Showing that action can feed drama and yet be a genuine aspect of a sitcom, Series VI gave Red Dwarf a sense of urgency and action that it hadn’t really had before and really made this series stand out amongst the show’s history. And the icing on the cake takes us back all the way to the writer’s room in America.
Quick-fire Gags & Space Corps Directives
Whilst Rob Grant and Doug Naylor had been less than impressed with the way quick-fire gags had been written into the show, they had no issue with the gags themselves. In fact, in and of themselves, there had been some great ones. The problem had been one of how such gags had been applied to the show in the first place. But whilst there, both Grant and Naylor had become enamoured with American classic sitcom, Cheers, which showed how great quick-fire jokes can benefit a show if they are employed in service of character.
To make this work, Grant and Naylor had to utilise the streamlined approach a typical American sitcom might use to keep the pace of the show punchy and light on its feet. To this end, each episode of this series tended to follow a similar structure. It would start with a scene giving us a snapshot of life on board the ship, followed by a cockpit scene where some sort of challenge had arisen. This would lead to a conflict with another person or group, and the main thrust of the story would begin there.

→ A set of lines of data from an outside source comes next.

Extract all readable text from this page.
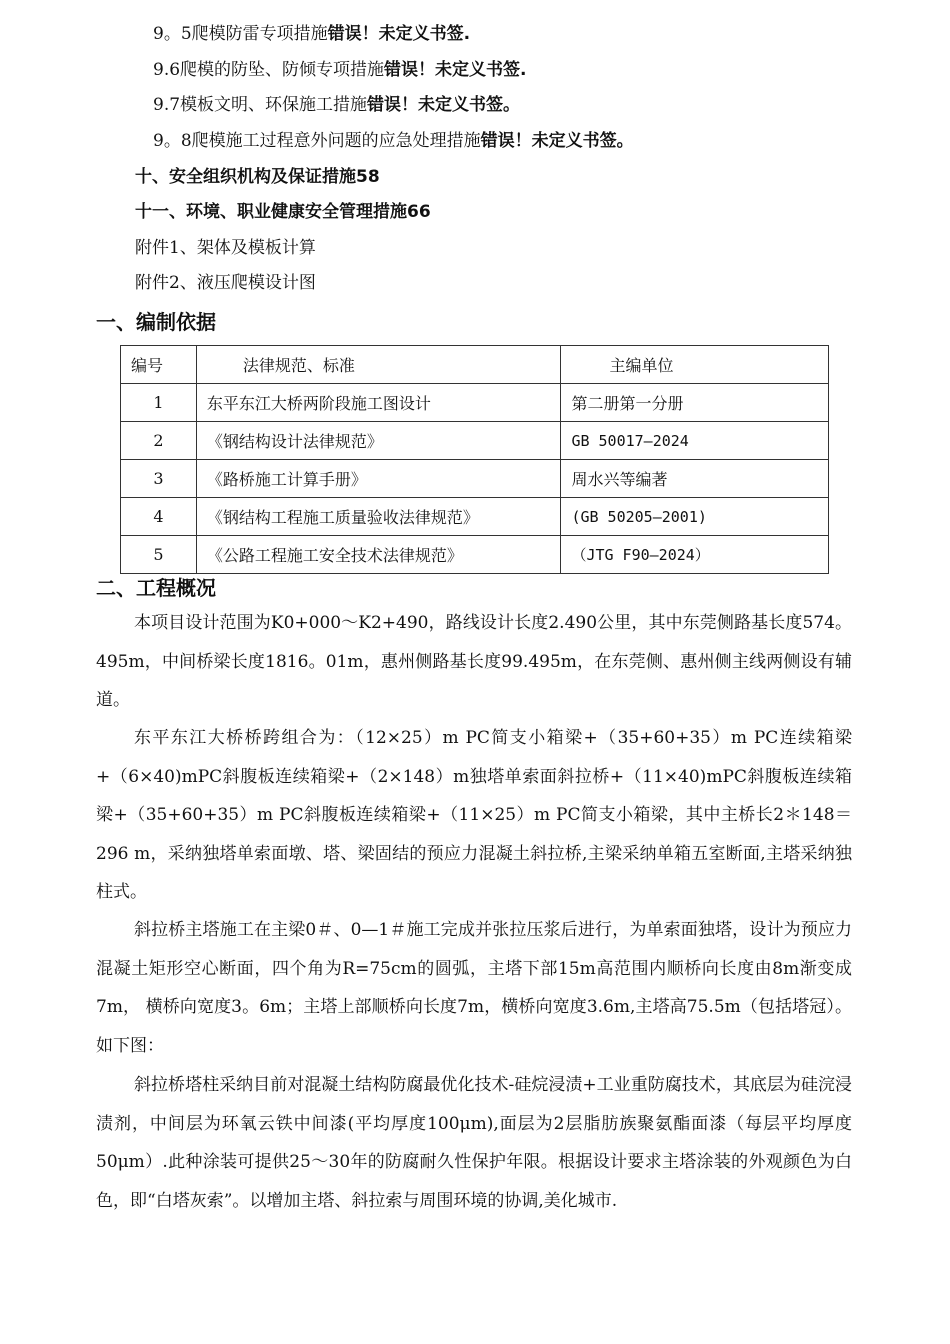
9。5爬模防雷专项措施错误！未定义书签.
9.6爬模的防坠、防倾专项措施错误！未定义书签.
9.7模板文明、环保施工措施错误！未定义书签。
9。8爬模施工过程意外问题的应急处理措施错误！未定义书签。
十、安全组织机构及保证措施58
十一、环境、职业健康安全管理措施66
附件1、架体及模板计算
附件2、液压爬模设计图
一、编制依据
编号	法律规范、标准	主编单位
1	东平东江大桥两阶段施工图设计	第二册第一分册
2	《钢结构设计法律规范》	GB 50017—2024
3	《路桥施工计算手册》	周水兴等编著
4	《钢结构工程施工质量验收法律规范》	(GB 50205—2001)
5	《公路工程施工安全技术法律规范》	（JTG F90—2024）
二、工程概况

本项目设计范围为K0+000～K2+490，路线设计长度2.490公里，其中东莞侧路基长度574。495m，中间桥梁长度1816。01m，惠州侧路基长度99.495m，在东莞侧、惠州侧主线两侧设有辅道。

东平东江大桥桥跨组合为：（12×25）m PC简支小箱梁+（35+60+35）m PC连续箱梁+（6×40)mPC斜腹板连续箱梁+（2×148）m独塔单索面斜拉桥+（11×40)mPC斜腹板连续箱梁+（35+60+35）m PC斜腹板连续箱梁+（11×25）m PC简支小箱梁，其中主桥长2＊148＝296 m，采纳独塔单索面墩、塔、梁固结的预应力混凝土斜拉桥,主梁采纳单箱五室断面,主塔采纳独柱式。

斜拉桥主塔施工在主梁0＃、0—1＃施工完成并张拉压浆后进行，为单索面独塔，设计为预应力混凝土矩形空心断面，四个角为R=75cm的圆弧，主塔下部15m高范围内顺桥向长度由8m渐变成7m， 横桥向宽度3。6m；主塔上部顺桥向长度7m，横桥向宽度3.6m,主塔高75.5m（包括塔冠）。如下图：

斜拉桥塔柱采纳目前对混凝土结构防腐最优化技术-硅烷浸渍+工业重防腐技术，其底层为硅浣浸渍剂，中间层为环氧云铁中间漆(平均厚度100μm),面层为2层脂肪族聚氨酯面漆（每层平均厚度50μm）.此种涂装可提供25～30年的防腐耐久性保护年限。根据设计要求主塔涂装的外观颜色为白色，即“白塔灰索”。以增加主塔、斜拉索与周围环境的协调,美化城市.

Critics of this series have referred to this structure to write it off as formulaic. While I certainly can see their point, there’s something about the structure which makes Series VI distinct from what came before and after it, and which works to streamline events to make the show feel even more action-oriented and facilitates the quick-fire jokes.

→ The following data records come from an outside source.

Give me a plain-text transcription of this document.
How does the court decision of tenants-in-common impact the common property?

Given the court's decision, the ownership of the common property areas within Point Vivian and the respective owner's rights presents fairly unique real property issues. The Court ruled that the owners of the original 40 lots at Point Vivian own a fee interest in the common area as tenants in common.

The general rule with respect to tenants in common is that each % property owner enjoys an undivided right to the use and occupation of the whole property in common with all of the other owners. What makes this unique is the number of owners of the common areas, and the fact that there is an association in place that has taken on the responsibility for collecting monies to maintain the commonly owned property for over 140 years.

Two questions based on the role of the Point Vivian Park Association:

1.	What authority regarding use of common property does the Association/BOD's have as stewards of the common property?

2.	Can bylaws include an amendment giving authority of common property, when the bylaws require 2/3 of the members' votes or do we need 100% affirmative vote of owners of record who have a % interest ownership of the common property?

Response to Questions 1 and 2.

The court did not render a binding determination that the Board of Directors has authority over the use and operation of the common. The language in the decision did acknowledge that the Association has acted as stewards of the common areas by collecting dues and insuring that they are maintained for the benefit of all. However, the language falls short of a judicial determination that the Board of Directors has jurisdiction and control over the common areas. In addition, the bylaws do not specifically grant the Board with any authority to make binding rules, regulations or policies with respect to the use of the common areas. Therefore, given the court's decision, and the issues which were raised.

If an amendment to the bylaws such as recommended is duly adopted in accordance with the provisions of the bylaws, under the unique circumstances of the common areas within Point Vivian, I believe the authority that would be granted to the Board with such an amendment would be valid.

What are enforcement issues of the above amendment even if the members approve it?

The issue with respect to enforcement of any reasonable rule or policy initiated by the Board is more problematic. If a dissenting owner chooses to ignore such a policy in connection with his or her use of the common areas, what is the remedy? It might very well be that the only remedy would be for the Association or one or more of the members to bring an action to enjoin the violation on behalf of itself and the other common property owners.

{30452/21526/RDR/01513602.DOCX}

While there are many snappy responses throughout the series, the most notable jokes come in the form of recurring jokes for the first and only time in the show’s history. While recurring jokes can be quite common features of sitcoms, here Red Dwarf put them in the service of the characters. For instance, Rimmer—held in contempt by the rest of the crew, he would attempt to assert his authority by citing a Space Corps directive, only to get it spectacularly wrong, as Kryten would be quick to tell him: “No officer with false teeth should attempt oral sex in zero gravity?”
The joke itself is funny, but it works even better because it plays into Rimmer’s character. He asserts himself because he is not respected, and yet he is incompetent, which is the real reason behind his drive to obtain respect. But he can’t even assert himself properly without exposing himself to ridicule. It’s funny and yet deeply tragic, like the best comedy often is.

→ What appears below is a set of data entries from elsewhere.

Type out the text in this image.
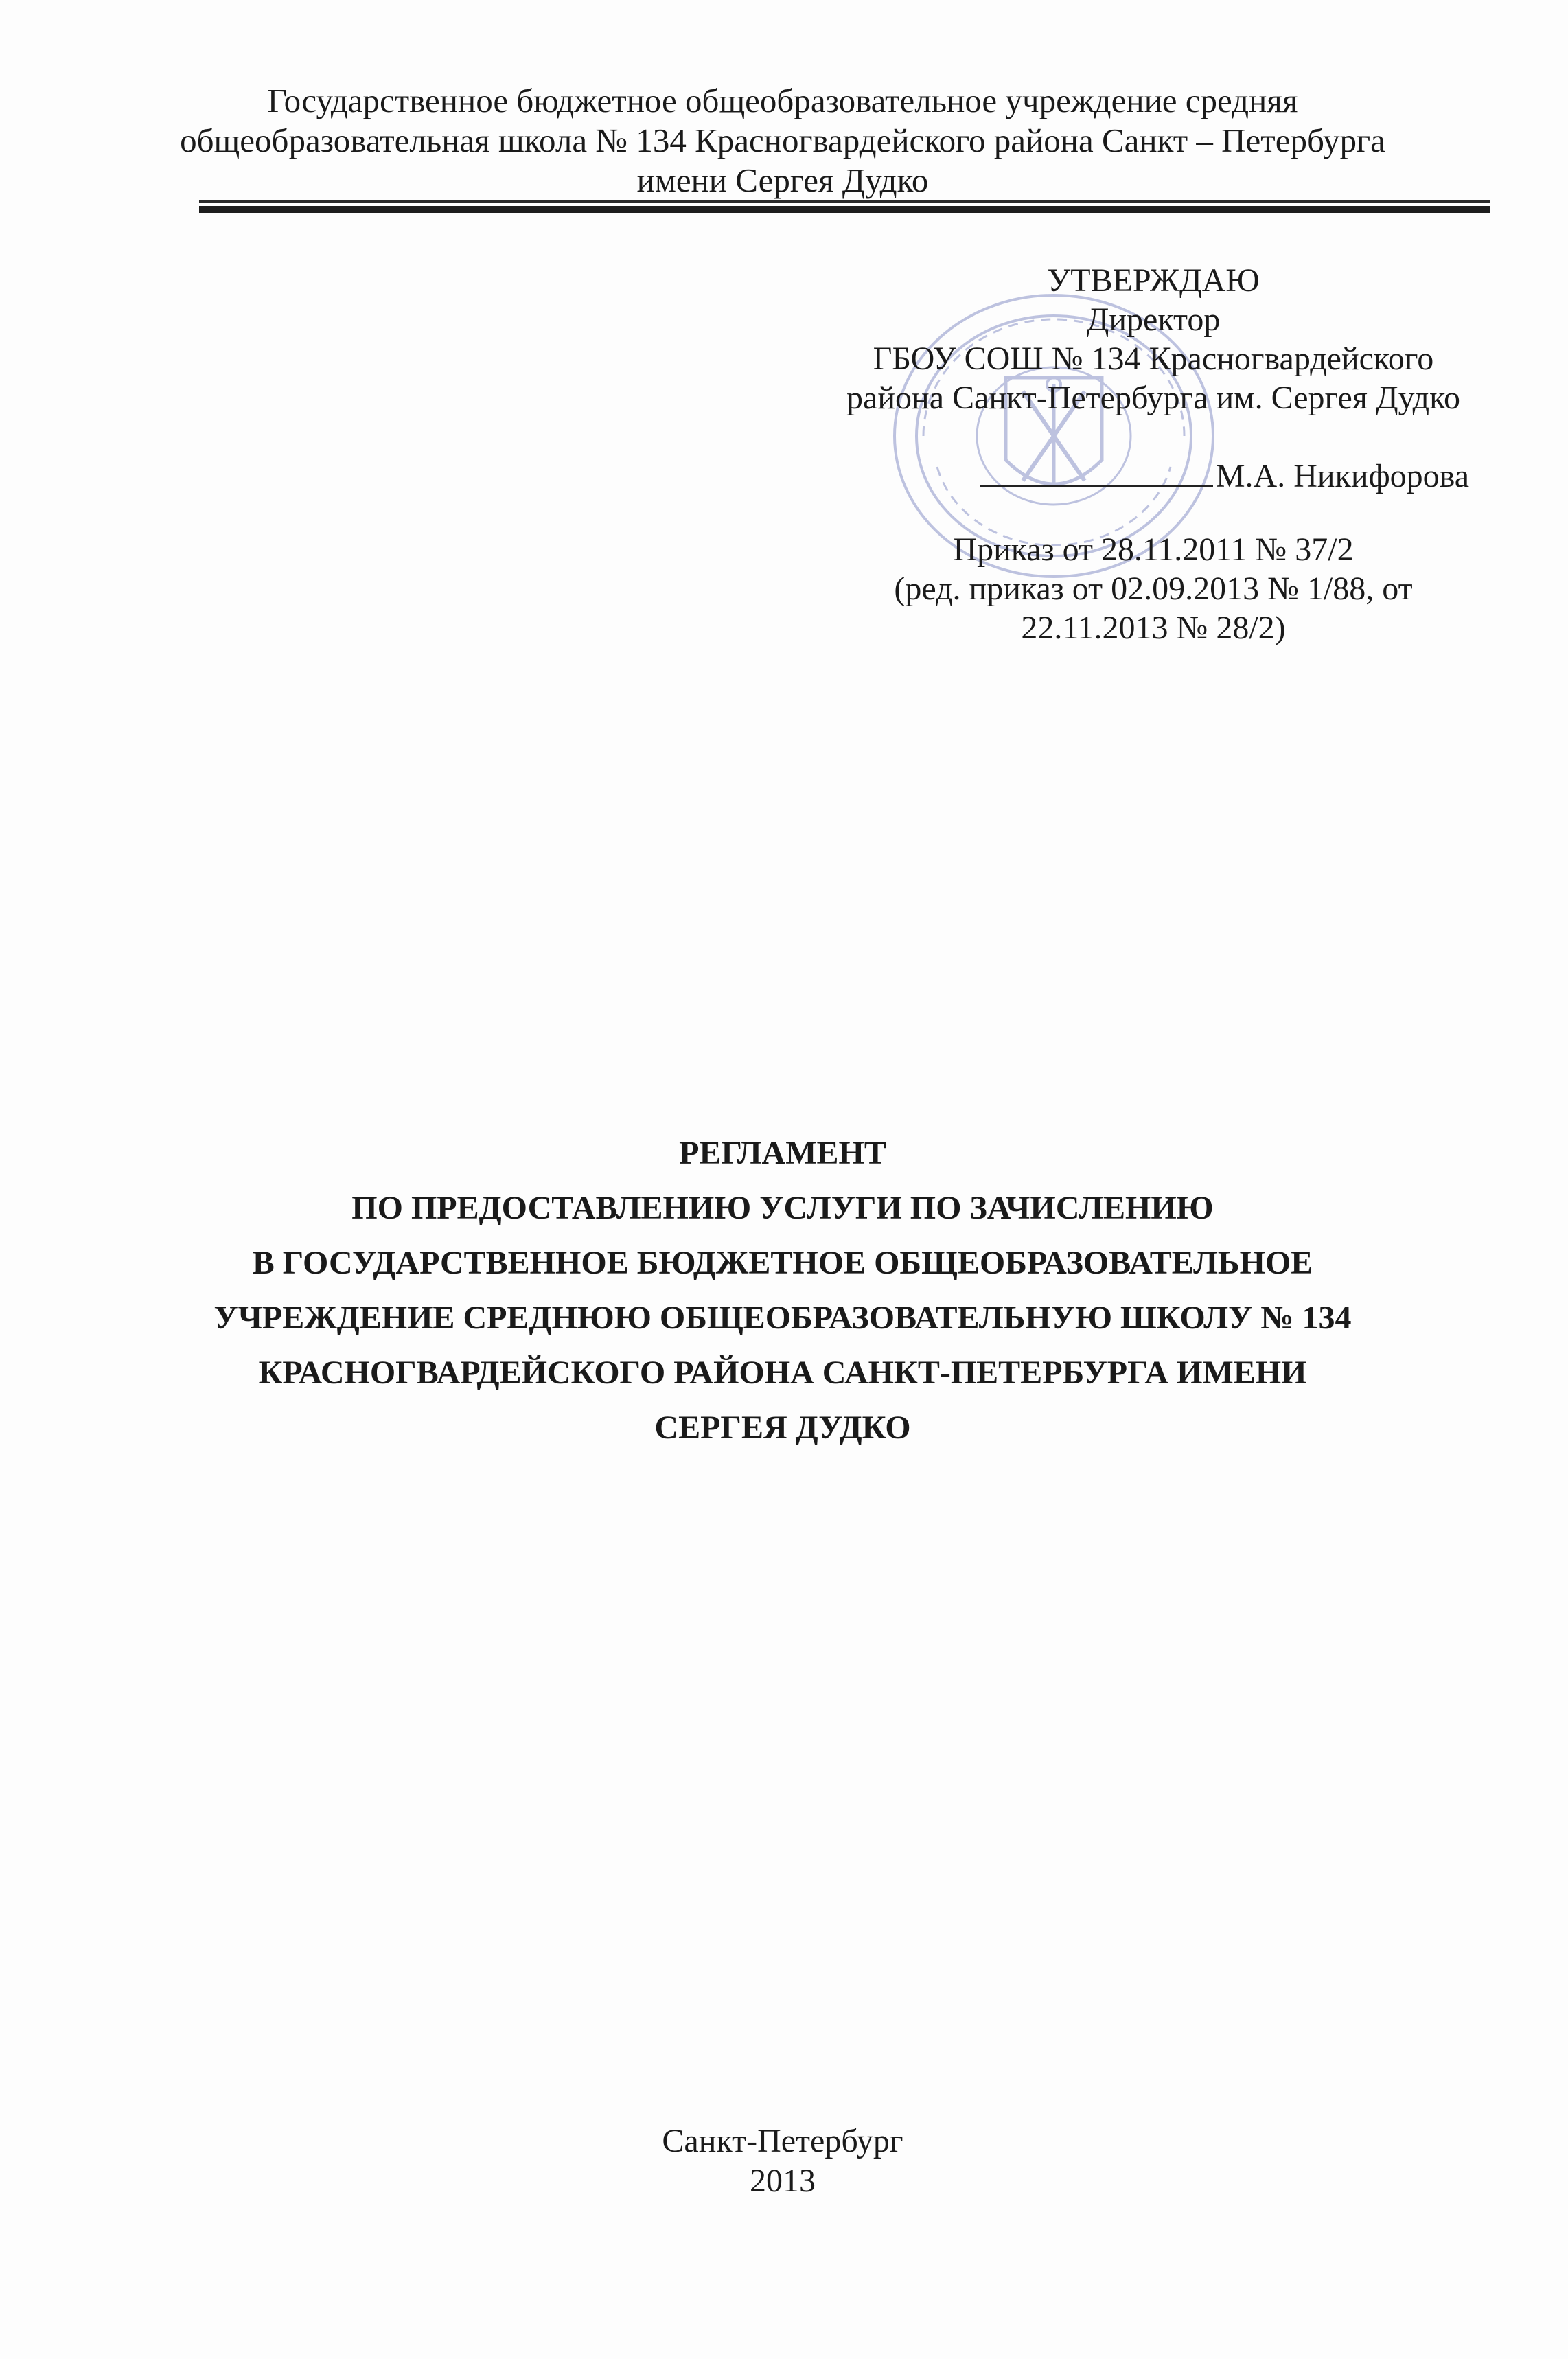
Государственное бюджетное общеобразовательное учреждение средняя
общеобразовательная школа № 134 Красногвардейского района Санкт – Петербурга
имени Сергея Дудко
УТВЕРЖДАЮ
Директор
ГБОУ СОШ № 134 Красногвардейского
района Санкт-Петербурга им. Сергея Дудко
М.А. Никифорова
Приказ от 28.11.2011 № 37/2
(ред. приказ от 02.09.2013 № 1/88, от
22.11.2013 № 28/2)
РЕГЛАМЕНТ
ПО ПРЕДОСТАВЛЕНИЮ УСЛУГИ ПО ЗАЧИСЛЕНИЮ
В ГОСУДАРСТВЕННОЕ БЮДЖЕТНОЕ ОБЩЕОБРАЗОВАТЕЛЬНОЕ
УЧРЕЖДЕНИЕ СРЕДНЮЮ ОБЩЕОБРАЗОВАТЕЛЬНУЮ ШКОЛУ № 134
КРАСНОГВАРДЕЙСКОГО РАЙОНА САНКТ-ПЕТЕРБУРГА ИМЕНИ
СЕРГЕЯ ДУДКО
Санкт-Петербург
2013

Like Red Dwarf always was. The method and the structure had changed, but the spirit remained just the same. Much like its crew of space bums-turned-space scavengers, you just had to look at it in a different way.
Red Dwarf VI was a pivotal series. It brought a fresh, action-packed approach which proved that the show could withstand regular change. It gave us a new model of the crew as adventurers and scavengers, who were capable of flying a craft and fighting when required. And it gave us a glimpse of a much more populated universe than we had been used to at that point—a universe that would only become even more crowded as the show progressed.
These points have led to much debate amongst the fandom as to whether they are positive or negative aspects of the show, but for better or worse, the future of Red Dwarf was introduced here in Series VI.
Fan-smegging-tastic!
Endnotes:
[1] Howarth, Chris, and Steve Lyons. Red Dwarf: Programme Guide. London: Virgin, 2000.
[2] Howarth, Chris, and Steve Lyons. Red Dwarf: Programme Guide. London: Virgin, 2000.
[3] Howarth, Chris, and Steve Lyons. Red Dwarf: Programme Guide. London: Virgin, 2000.